General Motors' decision to essentially stop production at five factories in North America and eliminate roughly 14,700 jobs wasn't a political one, despite pressure from leaders in Washington and Canada to reverse course, said former CEO Dan Akerson.

GM's current CEO Mary Barra took some heat from U.S. President Donald Trump, who said Monday that the automaker should put another factory in Ohio, where it plans to wind down production of one plant after 2019. Canadian Prime Minister Justin Trudeau said he was disappointed the company will no longer produce vehicles at a plant in Ontario. The United Auto Workers labor union also said it will fight GM's decision.

The shares dipped in afternoon trading Tuesday after Trump said he was looking at cutting all of GM's subsidies. It's shares were down by 2.9 percent.

But GM is simply doing what it can to maximize its efficiency and prepare for a still uncertain future in the automotive industry, Akerson said on CNBC's “Squawk on the Street” on Tuesday. Its choice to shift production away from factories that make cars and to make better-selling and more profitable SUVs, trucks and crossover vehicles is simply responding to market forces.

Car sales have dropped, in just five or six years, from representing 50 to 60 percent of the market to 20 to 30 percent of the market.

“This isn't a choice that is being made in the Oval Office or the board room or on the factory floor. They are being made around the kitchen table,” said Akerson, who served as GM's CEO from 2010 to 2014. “Fundamentally, the industry is oversupplied right now. GM's plants are running at about 70 to 71 percent capacity. You can't make money and produce cash to fund future ambitions, moves that I think are necessary to position the company for the long term.”
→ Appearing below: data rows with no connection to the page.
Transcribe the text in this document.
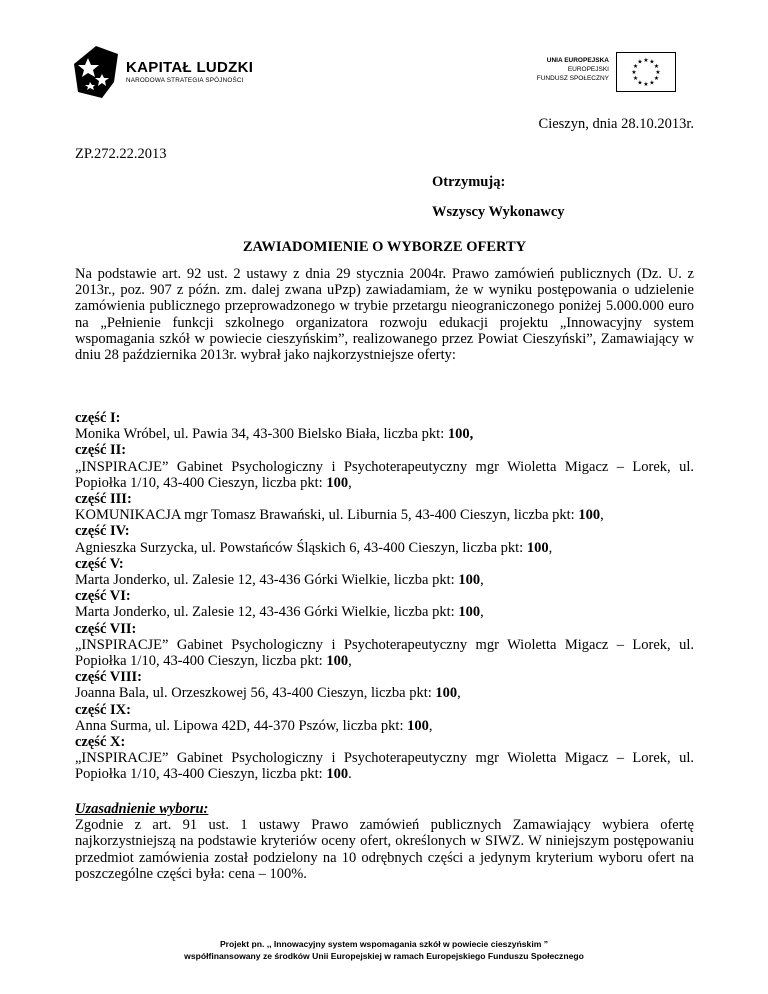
KAPITAŁ LUDZKI
NARODOWA STRATEGIA SPÓJNOŚCI
UNIA EUROPEJSKA
EUROPEJSKI
FUNDUSZ SPOŁECZNY
★ ★
★
★
★
★
★
★
★
★
★
★
Cieszyn, dnia 28.10.2013r.
ZP.272.22.2013
Otrzymują:
Wszyscy Wykonawcy
ZAWIADOMIENIE O WYBORZE OFERTY
Na podstawie art. 92 ust. 2 ustawy z dnia 29 stycznia 2004r. Prawo zamówień publicznych (Dz. U. z 2013r., poz. 907 z późn. zm. dalej zwana uPzp) zawiadamiam, że w wyniku postępowania o udzielenie zamówienia publicznego przeprowadzonego w trybie przetargu nieograniczonego poniżej 5.000.000 euro na „Pełnienie funkcji szkolnego organizatora rozwoju edukacji projektu „Innowacyjny system wspomagania szkół w powiecie cieszyńskim”, realizowanego przez Powiat Cieszyński”, Zamawiający w dniu 28 października 2013r. wybrał jako najkorzystniejsze oferty:
część I:
Monika Wróbel, ul. Pawia 34, 43-300 Bielsko Biała, liczba pkt: 100,
część II:
„INSPIRACJE” Gabinet Psychologiczny i Psychoterapeutyczny mgr Wioletta Migacz – Lorek, ul. Popiołka 1/10, 43-400 Cieszyn, liczba pkt: 100,
część III:
KOMUNIKACJA mgr Tomasz Brawański, ul. Liburnia 5, 43-400 Cieszyn, liczba pkt: 100,
część IV:
Agnieszka Surzycka, ul. Powstańców Śląskich 6, 43-400 Cieszyn, liczba pkt: 100,
część V:
Marta Jonderko, ul. Zalesie 12, 43-436 Górki Wielkie, liczba pkt: 100,
część VI:
Marta Jonderko, ul. Zalesie 12, 43-436 Górki Wielkie, liczba pkt: 100,
część VII:
„INSPIRACJE” Gabinet Psychologiczny i Psychoterapeutyczny mgr Wioletta Migacz – Lorek, ul. Popiołka 1/10, 43-400 Cieszyn, liczba pkt: 100,
część VIII:
Joanna Bala, ul. Orzeszkowej 56, 43-400 Cieszyn, liczba pkt: 100,
część IX:
Anna Surma, ul. Lipowa 42D, 44-370 Pszów, liczba pkt: 100,
część X:
„INSPIRACJE” Gabinet Psychologiczny i Psychoterapeutyczny mgr Wioletta Migacz – Lorek, ul. Popiołka 1/10, 43-400 Cieszyn, liczba pkt: 100.
Uzasadnienie wyboru:
Zgodnie z art. 91 ust. 1 ustawy Prawo zamówień publicznych Zamawiający wybiera ofertę najkorzystniejszą na podstawie kryteriów oceny ofert, określonych w SIWZ. W niniejszym postępowaniu przedmiot zamówienia został podzielony na 10 odrębnych części a jedynym kryterium wyboru ofert na poszczególne części była: cena – 100%.
Projekt pn. ,, Innowacyjny system wspomagania szkół w powiecie cieszyńskim ”
współfinansowany ze środków Unii Europejskiej w ramach Europejskiego Funduszu Społecznego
In the past, the company was far more reluctant to make these tough choices to secure its future, and suffered for it, he said.

“These decisions weren't made back in the 1990s and early 2000s, and the inevitable came to pass, and the company went into bankruptcy,” he said.

Now a new generation of consumers is becoming more influential in the market, and they appear to have different buying habits and an unprecedented interest in other types of mobility products and services, such as ride-sharing.

“Right now, GM is trying to change,” he said. “They're looking for a couple more cards, trying to show more flexibility, trying to free up cash flow in the future so they can play the electric game, so they can play the shared ownership game, and it is critically important that the company position itself while it is healthy, not in a crisis.”